The card shows up in OBS as AverMedia BDA and having 2 inputs with digital or analog capture. I'm able to get the digital HDMI input to work as hoped (I believe I selected s-video in crossbar), but I can't get it to recognize the component analog input. There are only two selections for the crossbar input, composite and s-video. The composite input works fine, but selecting s-video input probably actually selects the s-video input (I don't have an s-video source to check this hypothesis, but my guess is that's what it's doing). There is not a 3rd option to select component, and I really, really, really need it, using the composite input isn't working all that great for what we are doing.

One other note, the component input works great if I use the Aver MediaCenter 3D program they include with the drivers. Just can't get it to work with OBS.

Is there a way around this? If not, I'm a software engineer and totally ready to try and fix this myself if need be, but it'd be nice to have some pointers to where to go look in the code. Is this the right forum for this kind of help?

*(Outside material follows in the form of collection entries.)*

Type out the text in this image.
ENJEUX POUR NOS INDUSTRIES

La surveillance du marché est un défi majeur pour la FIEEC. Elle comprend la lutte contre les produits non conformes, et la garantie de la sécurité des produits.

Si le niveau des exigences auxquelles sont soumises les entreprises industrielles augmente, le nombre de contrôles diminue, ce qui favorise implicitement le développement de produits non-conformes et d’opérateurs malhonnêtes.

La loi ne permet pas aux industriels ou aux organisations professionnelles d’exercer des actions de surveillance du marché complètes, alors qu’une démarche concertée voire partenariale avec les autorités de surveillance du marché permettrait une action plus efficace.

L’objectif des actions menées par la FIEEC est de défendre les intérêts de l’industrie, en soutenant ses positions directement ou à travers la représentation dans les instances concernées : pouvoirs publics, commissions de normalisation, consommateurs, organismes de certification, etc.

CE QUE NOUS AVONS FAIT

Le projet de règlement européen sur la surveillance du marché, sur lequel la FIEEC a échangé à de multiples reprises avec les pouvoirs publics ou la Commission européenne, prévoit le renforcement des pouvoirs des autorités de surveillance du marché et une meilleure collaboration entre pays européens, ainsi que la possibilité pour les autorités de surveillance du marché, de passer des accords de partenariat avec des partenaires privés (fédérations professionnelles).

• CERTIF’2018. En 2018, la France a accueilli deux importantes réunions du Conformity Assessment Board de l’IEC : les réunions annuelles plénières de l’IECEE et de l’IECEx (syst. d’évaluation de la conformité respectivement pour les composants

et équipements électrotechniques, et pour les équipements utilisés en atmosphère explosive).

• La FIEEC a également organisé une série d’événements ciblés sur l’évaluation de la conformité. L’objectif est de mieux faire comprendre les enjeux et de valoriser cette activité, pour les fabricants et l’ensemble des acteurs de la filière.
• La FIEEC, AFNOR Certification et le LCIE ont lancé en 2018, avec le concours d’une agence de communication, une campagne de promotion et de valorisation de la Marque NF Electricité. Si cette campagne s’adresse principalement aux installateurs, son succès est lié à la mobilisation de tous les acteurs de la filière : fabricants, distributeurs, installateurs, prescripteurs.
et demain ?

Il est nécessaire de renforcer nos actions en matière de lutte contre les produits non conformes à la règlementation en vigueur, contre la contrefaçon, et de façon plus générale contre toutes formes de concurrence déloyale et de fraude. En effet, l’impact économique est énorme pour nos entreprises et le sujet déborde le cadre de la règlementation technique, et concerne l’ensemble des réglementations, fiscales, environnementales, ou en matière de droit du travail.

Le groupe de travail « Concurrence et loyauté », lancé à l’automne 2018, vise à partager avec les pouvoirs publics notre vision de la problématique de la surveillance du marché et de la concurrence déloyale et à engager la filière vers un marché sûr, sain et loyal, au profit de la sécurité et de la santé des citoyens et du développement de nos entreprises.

Thanks for any help on this.
 

carlmmii

Active Member
It appears it is not possible to capture both component and HDMI.

The component input is actually the "composite" labeling of "BDA Analog Capture Secondary", with "S-video" being the HDMI, as you have found. So, you can only select one or the other.

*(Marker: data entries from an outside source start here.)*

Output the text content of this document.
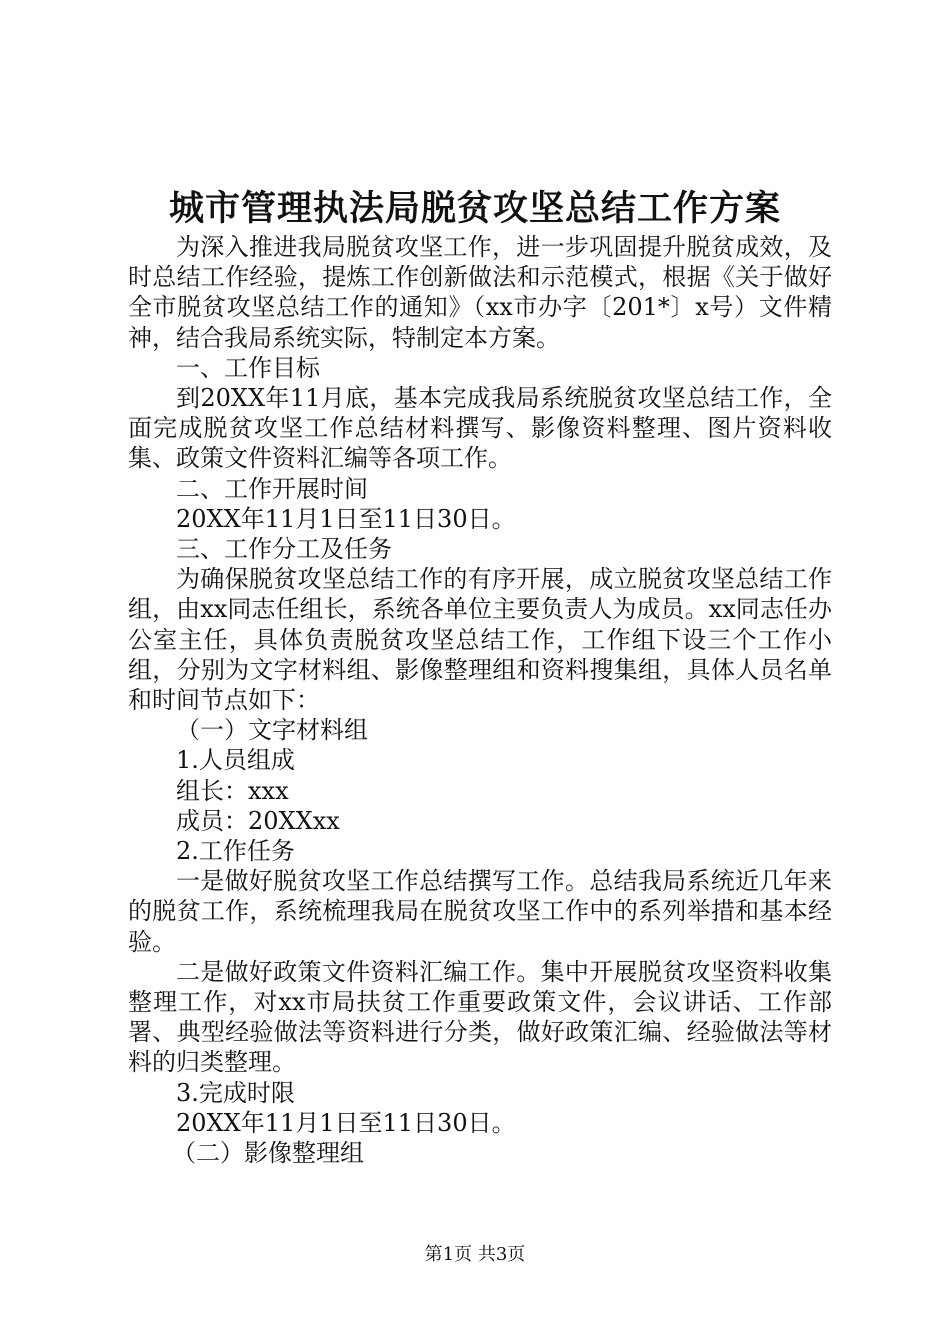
城市管理执法局脱贫攻坚总结工作方案

为深入推进我局脱贫攻坚工作，进一步巩固提升脱贫成效，及时总结工作经验，提炼工作创新做法和示范模式，根据《关于做好全市脱贫攻坚总结工作的通知》（xx市办字〔201*〕x号）文件精神，结合我局系统实际，特制定本方案。

一、工作目标

到20XX年11月底，基本完成我局系统脱贫攻坚总结工作，全面完成脱贫攻坚工作总结材料撰写、影像资料整理、图片资料收集、政策文件资料汇编等各项工作。

二、工作开展时间

20XX年11月1日至11日30日。

三、工作分工及任务

为确保脱贫攻坚总结工作的有序开展，成立脱贫攻坚总结工作组，由xx同志任组长，系统各单位主要负责人为成员。xx同志任办公室主任，具体负责脱贫攻坚总结工作，工作组下设三个工作小组，分别为文字材料组、影像整理组和资料搜集组，具体人员名单和时间节点如下：

（一）文字材料组

1.人员组成

组长：xxx

成员：20XXxx

2.工作任务

一是做好脱贫攻坚工作总结撰写工作。总结我局系统近几年来的脱贫工作，系统梳理我局在脱贫攻坚工作中的系列举措和基本经验。

二是做好政策文件资料汇编工作。集中开展脱贫攻坚资料收集整理工作，对xx市局扶贫工作重要政策文件，会议讲话、工作部署、典型经验做法等资料进行分类，做好政策汇编、经验做法等材料的归类整理。

3.完成时限

20XX年11月1日至11日30日。

（二）影像整理组

第1页 共3页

The best it seems you would be able to do is actual HDMI and S-video with this capture card (which honestly, if both are captured simultaneously, then that was way ahead of the curve).
 

xerics

New Member
Thanks. I did a better web search last night and found exactly what you mentioned, that component video is on the composite selection for the Secondary input. I went over there and played around with it a little while ago and sure enough you can't capture both HDMI and component at the same time. Rats.

I've only used s-video a few times in the past and recall it was better than composite. The cheapest HDMI to s-video adapter I can find is around $30 though, not sure if it's worth it. We already have an HDMI to component adapter, could look into component to s-video but it's probably around the same price.

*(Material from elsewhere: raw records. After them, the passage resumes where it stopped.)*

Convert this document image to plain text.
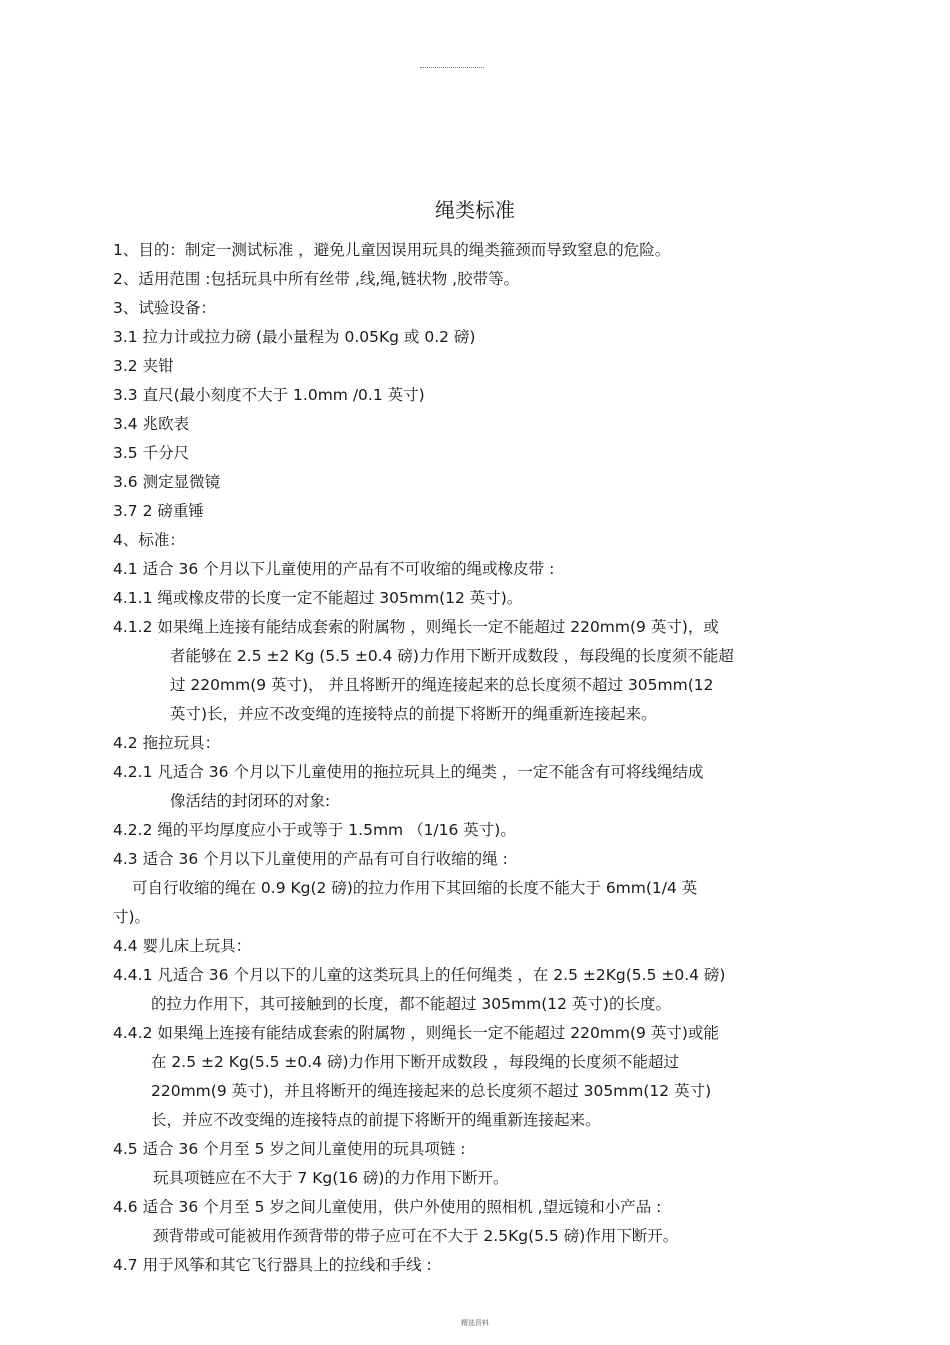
绳类标准
1、目的：制定一测试标准 ，避免儿童因误用玩具的绳类箍颈而导致窒息的危险。
2、适用范围 :包括玩具中所有丝带 ,线,绳,链状物 ,胶带等。
3、试验设备：
3.1 拉力计或拉力磅 (最小量程为 0.05Kg 或 0.2 磅)
3.2 夹钳
3.3 直尺(最小刻度不大于 1.0mm /0.1 英寸)
3.4 兆欧表
3.5 千分尺
3.6 测定显微镜
3.7 2 磅重锤
4、标准：
4.1 适合 36 个月以下儿童使用的产品有不可收缩的绳或橡皮带 :
4.1.1 绳或橡皮带的长度一定不能超过 305mm(12 英寸)。
4.1.2 如果绳上连接有能结成套索的附属物 ，则绳长一定不能超过 220mm(9 英寸)，或
者能够在 2.5 ±2 Kg (5.5 ±0.4 磅)力作用下断开成数段 ，每段绳的长度须不能超
过 220mm(9 英寸)， 并且将断开的绳连接起来的总长度须不超过 305mm(12
英寸)长，并应不改变绳的连接特点的前提下将断开的绳重新连接起来。
4.2 拖拉玩具：
4.2.1 凡适合 36 个月以下儿童使用的拖拉玩具上的绳类 ，一定不能含有可将线绳结成
像活结的封闭环的对象:
4.2.2 绳的平均厚度应小于或等于 1.5mm （1/16 英寸)。
4.3 适合 36 个月以下儿童使用的产品有可自行收缩的绳 :
可自行收缩的绳在 0.9 Kg(2 磅)的拉力作用下其回缩的长度不能大于 6mm(1/4 英
寸)。
4.4 婴儿床上玩具：
4.4.1 凡适合 36 个月以下的儿童的这类玩具上的任何绳类 ，在 2.5 ±2Kg(5.5 ±0.4 磅)
的拉力作用下，其可接触到的长度，都不能超过 305mm(12 英寸)的长度。
4.4.2 如果绳上连接有能结成套索的附属物 ，则绳长一定不能超过 220mm(9 英寸)或能
在 2.5 ±2 Kg(5.5 ±0.4 磅)力作用下断开成数段 ，每段绳的长度须不能超过
220mm(9 英寸)，并且将断开的绳连接起来的总长度须不超过 305mm(12 英寸)
长，并应不改变绳的连接特点的前提下将断开的绳重新连接起来。
4.5 适合 36 个月至 5 岁之间儿童使用的玩具项链 :
玩具项链应在不大于 7 Kg(16 磅)的力作用下断开。
4.6 适合 36 个月至 5 岁之间儿童使用，供户外使用的照相机 ,望远镜和小产品 :
颈背带或可能被用作颈背带的带子应可在不大于 2.5Kg(5.5 磅)作用下断开。
4.7 用于风筝和其它飞行器具上的拉线和手线 :
精选资料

I'm thinking may as well just bite the bullet and look into an USB HDMI capture device instead. Do you have any experience with them?
 

carlmmii

Active Member
Just get yourself a modern HDMI capture card. Things have come a long way since yours came out.

Unfortunately, the sub $100 area of HDMI capture cards is the wild west of generic rebranding, so actual driver support or company support will be spotty. The biggest thing to look for is to make absolutely sure if you go with a USB capture card hat you go for something that uses USB3.0. Anything that uses USB2.0 will usually have extreme lag due to the compression needed to get the video signal over the limited bandwidth (the general rule is, if the product description advertises h.264, avoid it).

For internal capture cards, the Elgato HD60pro and Avermedia Livegamer HD are solid choices on the lower end of the price range.
 

xerics

New Member
I'm not sure if there are any open slots left on the computer we're using, that's why I was thinking USB. I'll check next time I'm there.

If not I'd need something with 2 HDMI capture inputs. One input is for a camera, the other is the slides presentation software. We have an Ethernet HDMI switch for the 3 TV's used for the slides that has a monitor out that's HDMI, that's where I have the HDMI to composite adapter connected (and where I was trying to use the HDMI to component adapter). We don't need anything high end, 1080p is fine, just something with better picture quality than composite. That's why if I could have gotten component working along with HDMI I'd have been thrilled.

Definitely was going to look for USB 3.0 if I did go that route.
 

xerics

New Member
A final follow-up, decided to try an HDMI to s-video converter before purchasing another HDMI capture card and that looks amazingly better than the HDMI to composite adapter we were using. The picture is sharper/clearer and the colors are better too, didn't think it would be that big of a difference.